## Q1.
Gradient Boosting Regression is an ensemble learning method that builds multiple weak learners (usually decision trees) sequentially. Each new tree corrects the residual errors of the previous trees using gradient descent optimization.


## Q2.

In [1]:
import numpy as np
from sklearn.tree import DecisionTreeRegressor
from sklearn.metrics import mean_squared_error, r2_score

# Sample dataset (X: input, y: target values)
X = np.array([[1], [2], [3], [4], [5]])
y = np.array([1.5, 3.6, 5.1, 7.3, 9.0])

# Hyperparameters
n_estimators = 50  # Number of trees
learning_rate = 0.1
max_depth = 2

# Initialize predictions with the mean of y
y_pred = np.full_like(y, np.mean(y), dtype=np.float64)

# Train weak learners sequentially
trees = []
for _ in range(n_estimators):
    residuals = y - y_pred  # Compute residual errors
    tree = DecisionTreeRegressor(max_depth=max_depth)  # Weak learner
    tree.fit(X, residuals)  # Fit to residuals
    y_pred += learning_rate * tree.predict(X)  # Update predictions
    trees.append(tree)

# Evaluate the model
mse = mean_squared_error(y, y_pred)
r2 = r2_score(y, y_pred)

print(f"Mean Squared Error: {mse:.4f}")
print(f"R-squared Score: {r2:.4f}")


Mean Squared Error: 0.0003
R-squared Score: 1.0000


## Q3.

In [5]:
import numpy as np
from sklearn.ensemble import GradientBoostingRegressor
from sklearn.model_selection import GridSearchCV, KFold

# Sample dataset 
X = np.array([[1], [2], [3], [4], [5], [6], [7], [8], [9], [10]])
y = np.array([1.5, 3.6, 5.1, 7.3, 9.0, 10.5, 13.1, 14.8, 17.0, 19.3])

# Define hyperparameter grid
param_grid = {
    'n_estimators': [50, 100, 200],
    'learning_rate': [0.01, 0.1, 0.2],
    'max_depth': [2, 3, 5]
}

# Initialize Gradient Boosting Regressor
gb_regressor = GradientBoostingRegressor()
cv_strategy = KFold(n_splits=2, shuffle=True, random_state=42)

# Perform Grid Search with Cross-Validation
grid_search = GridSearchCV(gb_regressor, param_grid, cv=cv_strategy, scoring='r2', error_score='raise')
grid_search.fit(X, y)  # Fit the model

# Print best hyperparameters
print("Best Parameters:", grid_search.best_params_)
print("Best R² Score:", grid_search.best_score_)


Best Parameters: {'learning_rate': 0.1, 'max_depth': 3, 'n_estimators': 50}
Best R² Score: 0.8100951272649303


### Q4.  
A weak learner is a simple model (typically a shallow decision tree) that performs slightly better than random guessing.

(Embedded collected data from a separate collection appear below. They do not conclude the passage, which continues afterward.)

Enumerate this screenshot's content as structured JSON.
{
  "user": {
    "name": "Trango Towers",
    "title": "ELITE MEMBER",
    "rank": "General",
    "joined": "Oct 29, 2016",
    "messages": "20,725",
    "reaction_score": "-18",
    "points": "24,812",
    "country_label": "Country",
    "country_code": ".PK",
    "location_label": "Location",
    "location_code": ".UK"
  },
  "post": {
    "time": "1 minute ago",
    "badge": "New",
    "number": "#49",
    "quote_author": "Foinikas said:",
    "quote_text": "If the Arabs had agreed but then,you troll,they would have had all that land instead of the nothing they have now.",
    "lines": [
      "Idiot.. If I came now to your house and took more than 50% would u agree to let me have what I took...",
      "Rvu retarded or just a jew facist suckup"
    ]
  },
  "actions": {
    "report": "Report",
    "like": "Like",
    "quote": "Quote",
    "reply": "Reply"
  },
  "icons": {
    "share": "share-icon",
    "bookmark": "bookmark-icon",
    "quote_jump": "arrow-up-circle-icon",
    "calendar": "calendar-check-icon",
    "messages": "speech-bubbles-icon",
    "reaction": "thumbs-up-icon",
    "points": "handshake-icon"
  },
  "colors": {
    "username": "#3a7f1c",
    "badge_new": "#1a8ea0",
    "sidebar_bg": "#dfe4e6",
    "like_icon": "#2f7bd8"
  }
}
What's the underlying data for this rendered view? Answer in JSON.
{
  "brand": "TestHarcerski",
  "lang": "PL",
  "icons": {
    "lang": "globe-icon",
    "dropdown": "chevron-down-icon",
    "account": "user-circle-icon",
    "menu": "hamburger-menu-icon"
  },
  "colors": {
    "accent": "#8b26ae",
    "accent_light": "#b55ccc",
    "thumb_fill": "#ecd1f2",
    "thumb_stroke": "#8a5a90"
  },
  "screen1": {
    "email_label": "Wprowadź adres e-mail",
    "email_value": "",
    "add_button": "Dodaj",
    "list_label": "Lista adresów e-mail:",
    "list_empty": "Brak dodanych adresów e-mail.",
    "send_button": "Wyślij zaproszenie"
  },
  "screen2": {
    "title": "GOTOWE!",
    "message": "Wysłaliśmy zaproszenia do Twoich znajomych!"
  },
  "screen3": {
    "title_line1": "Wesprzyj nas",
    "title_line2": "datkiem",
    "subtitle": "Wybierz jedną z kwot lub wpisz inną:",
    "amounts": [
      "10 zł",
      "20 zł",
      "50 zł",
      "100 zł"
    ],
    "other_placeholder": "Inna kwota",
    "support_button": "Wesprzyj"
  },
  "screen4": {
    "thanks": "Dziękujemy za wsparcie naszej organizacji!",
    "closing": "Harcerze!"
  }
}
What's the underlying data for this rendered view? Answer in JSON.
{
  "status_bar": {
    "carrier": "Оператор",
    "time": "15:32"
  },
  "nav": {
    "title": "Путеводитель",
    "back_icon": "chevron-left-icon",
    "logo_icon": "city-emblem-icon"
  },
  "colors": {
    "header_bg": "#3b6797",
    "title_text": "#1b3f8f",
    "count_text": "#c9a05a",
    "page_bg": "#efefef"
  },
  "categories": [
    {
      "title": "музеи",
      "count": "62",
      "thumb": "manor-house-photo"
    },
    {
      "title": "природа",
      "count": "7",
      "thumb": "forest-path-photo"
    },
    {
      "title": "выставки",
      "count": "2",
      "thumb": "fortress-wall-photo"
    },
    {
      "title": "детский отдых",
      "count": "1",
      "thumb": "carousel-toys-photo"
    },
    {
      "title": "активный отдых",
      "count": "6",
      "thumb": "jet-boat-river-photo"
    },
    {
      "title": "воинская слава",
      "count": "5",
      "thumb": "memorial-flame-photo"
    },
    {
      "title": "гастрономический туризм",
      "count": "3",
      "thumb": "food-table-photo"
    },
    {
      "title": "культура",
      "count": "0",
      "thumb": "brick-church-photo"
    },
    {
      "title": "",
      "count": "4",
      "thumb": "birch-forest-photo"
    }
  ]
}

Gradient Boosting combines multiple weak learners to build a strong model.



### **Q5.**  
Gradient Boosting iteratively improves predictions by fitting new models to the residual errors of the previous models. It minimizes the loss function using gradient descent, refining predictions at each step.


### **Q6.**  
1. Start with an initial prediction (often the mean of the target values).  
2. Calculate residuals (errors) between actual values and predictions.  
3. Train a weak learner (decision tree) to predict the residuals.  
4. Update the model’s predictions by adding the new learner’s output multiplied by a learning rate.  
5. Repeat this process for multiple iterations, gradually reducing the errors.



### **Q7.**  
1. **Define the loss function** (e.g., Mean Squared Error for regression).  
2. **Compute residuals** as negative gradients of the loss function.  
3. **Fit a weak learner** to predict residuals.  
4. **Update predictions** using the learning rate.  
5. **Repeat** the process for multiple iterations.